の結果に応じて、探しているメッセージが印刷されるか、または「間違っています...」



機能コード01141180



は3つの画面を占有します。 これがstrcmp()



実装であり、その中にSleep(700)



呼び出しが追加されていることを理解するのは非常に簡単です。 Sleep()



が存在する理由はまだ明らかではありません。 ただし、それでも関数の結果には影響しません。そのため、比較される行の種類を把握します。







ebp-14h



とebp-24h



等しい2つのポインターebp-24h



ebp-14h



ます。 2番目の関数は、引数を関数011410b0



に渡す前011410b0



。

これは隠し番号を要求する関数ではありませんか？ 呼び出しスタック（ k



）を確認しましょう。







はい、彼女です！



パズルの一般的なスキームが明確になりました。ユーザーの予測はebp-24h



保存され、その数はebp-14h



れebp-14h



。その後、比較され、「Good job my friend！」または「Wrong one ...」が印刷されます。



残るのは、スタックフレームから隠し番号を取得することだけです。 コールスタックから彼のebp



を既に知っています。







さあ、さあ...







成功！ おいしいものを外すことができます。



しかし、3つの不思議な事柄は説明なしで残されました。

1. Sleep(700)



strcmp()



Sleep(700)
   
   
   
   内にSleep(700)
   
   
   
   呼び出しがあるのはなぜですか？
2. なぜ、隠し番号を入力したときに、「Good job my friend！」を印刷する前にプログラムが10秒間フリーズしたのですか？
3. 時計職人はこのパズルと何をしなければなりませんか？

したがって、推測された数を推測するための2番目の（よりインテリジェントな）方法があります。 0から9の数字をランダムに試してみると、9でプログラムが少しハングしていることに気付くのは簡単です。 90〜99の数字を試してみると、98の数字でプログラムが2倍の長さで「フリーズ」していることがわかります。 （内臓を発見したので、私たちはすでに問題を理解しています。
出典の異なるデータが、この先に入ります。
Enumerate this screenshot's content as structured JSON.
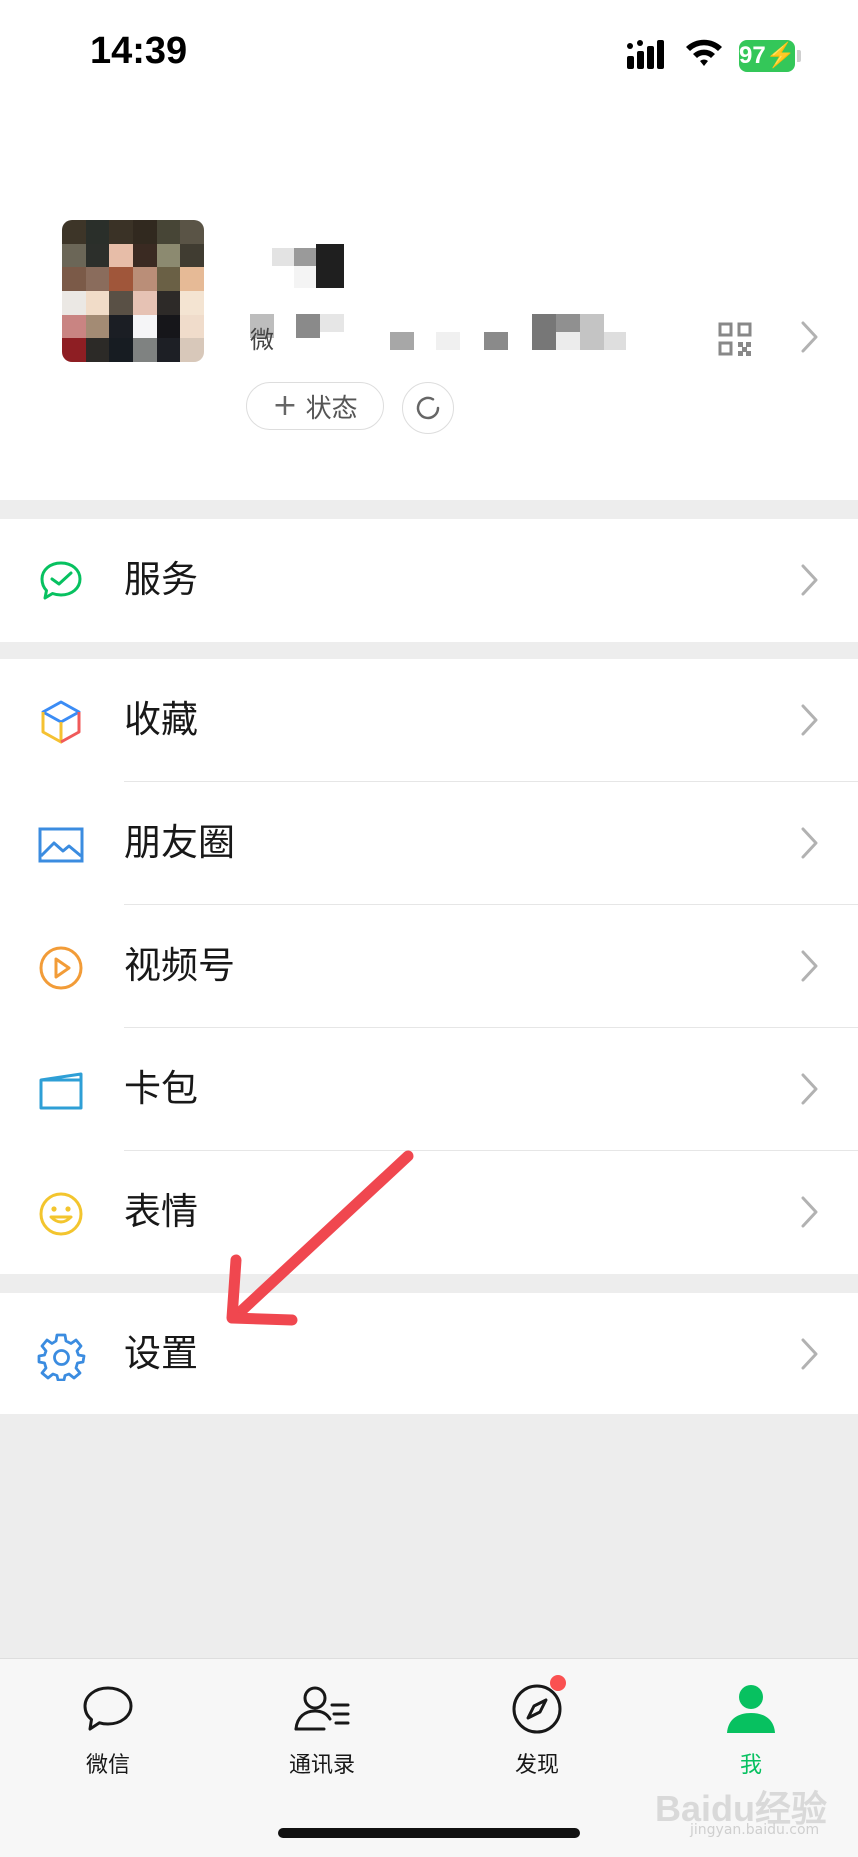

文字の各ペアの比較に成功すると、0.7秒の遅延が発生します。）デバッガーを起動せずにパズルを解くには、次の数字を選択するだけで十分でした。正確なストップウォッチ、または単純なスクリプトを使用します。 したがって、コンパイラーは、エラーメッセージが測定および分析されるまでの時間が長い場合、 暗号アルゴリズムを攻撃する長年の方法を示唆しました。
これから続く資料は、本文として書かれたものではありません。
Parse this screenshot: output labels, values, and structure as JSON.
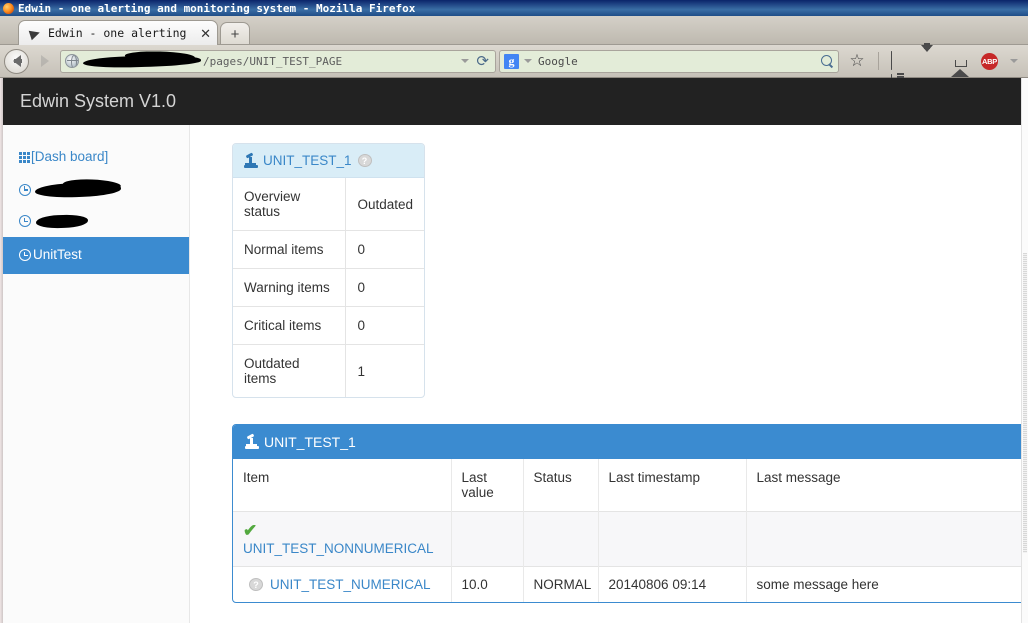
{
  "browser": {
    "window_title": "Edwin - one alerting and monitoring system - Mozilla Firefox",
    "tab_title": "Edwin - one alerting an⋯",
    "tab_close_label": "✕",
    "new_tab_label": "+",
    "url_text": "/pages/UNIT_TEST_PAGE",
    "url_redacted": true,
    "reload_label": "⟳",
    "search_engine": "Google",
    "search_engine_initial": "g",
    "abp_label": "ABP",
    "icons": {
      "back": "back-arrow-icon",
      "forward": "forward-arrow-icon",
      "identity": "globe-icon",
      "search": "search-magnifier-icon",
      "bookmark": "star-icon",
      "reading_list": "reading-list-icon",
      "downloads": "download-arrow-icon",
      "home": "home-icon",
      "adblock": "adblock-plus-icon"
    }
  },
  "app": {
    "brand": "Edwin System V1.0"
  },
  "sidebar": {
    "items": [
      {
        "label": "[Dash board]",
        "icon": "grid-icon",
        "active": false,
        "redacted": false
      },
      {
        "label": "",
        "icon": "clock-icon",
        "active": false,
        "redacted": true
      },
      {
        "label": "",
        "icon": "clock-icon",
        "active": false,
        "redacted": true
      },
      {
        "label": "UnitTest",
        "icon": "clock-icon",
        "active": true,
        "redacted": false
      }
    ]
  },
  "overview": {
    "title": "UNIT_TEST_1",
    "title_icon": "microscope-icon",
    "status_badge": "?",
    "rows": [
      {
        "key": "Overview status",
        "value": "Outdated"
      },
      {
        "key": "Normal items",
        "value": "0"
      },
      {
        "key": "Warning items",
        "value": "0"
      },
      {
        "key": "Critical items",
        "value": "0"
      },
      {
        "key": "Outdated items",
        "value": "1"
      }
    ]
  },
  "items_panel": {
    "title": "UNIT_TEST_1",
    "title_icon": "microscope-icon",
    "columns": [
      "Item",
      "Last value",
      "Status",
      "Last timestamp",
      "Last message"
    ],
    "rows": [
      {
        "icon": "green-check-icon",
        "item": "UNIT_TEST_NONNUMERICAL",
        "last_value": "",
        "status": "",
        "last_timestamp": "",
        "last_message": ""
      },
      {
        "icon": "question-badge-icon",
        "item": "UNIT_TEST_NUMERICAL",
        "last_value": "10.0",
        "status": "NORMAL",
        "last_timestamp": "20140806 09:14",
        "last_message": "some message here"
      }
    ]
  },
  "colors": {
    "accent_blue": "#3b8bd0",
    "link_blue": "#3a87c8",
    "panel_head_light": "#d9edf7",
    "navbar_dark": "#222222",
    "status_normal_green": "#2a6b2a",
    "timestamp_olive": "#97844a",
    "check_green": "#53a93f"
  }
}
しかし、私の意見では、未知の暗号パッカーに包まれたプログラムをピックアップする方法を学ぶことは、より興味深く、より価値があります:-)



バイナリがどのように暗号化されるか、または入力した数字の文字列がスタックにどのように表示されるかを把握する必要はないことに注意してください（ダンプで文字列定数の中にないことがわかりました）-準備と準備の両方ができました約12個のWinDbgコマンドで十分でした。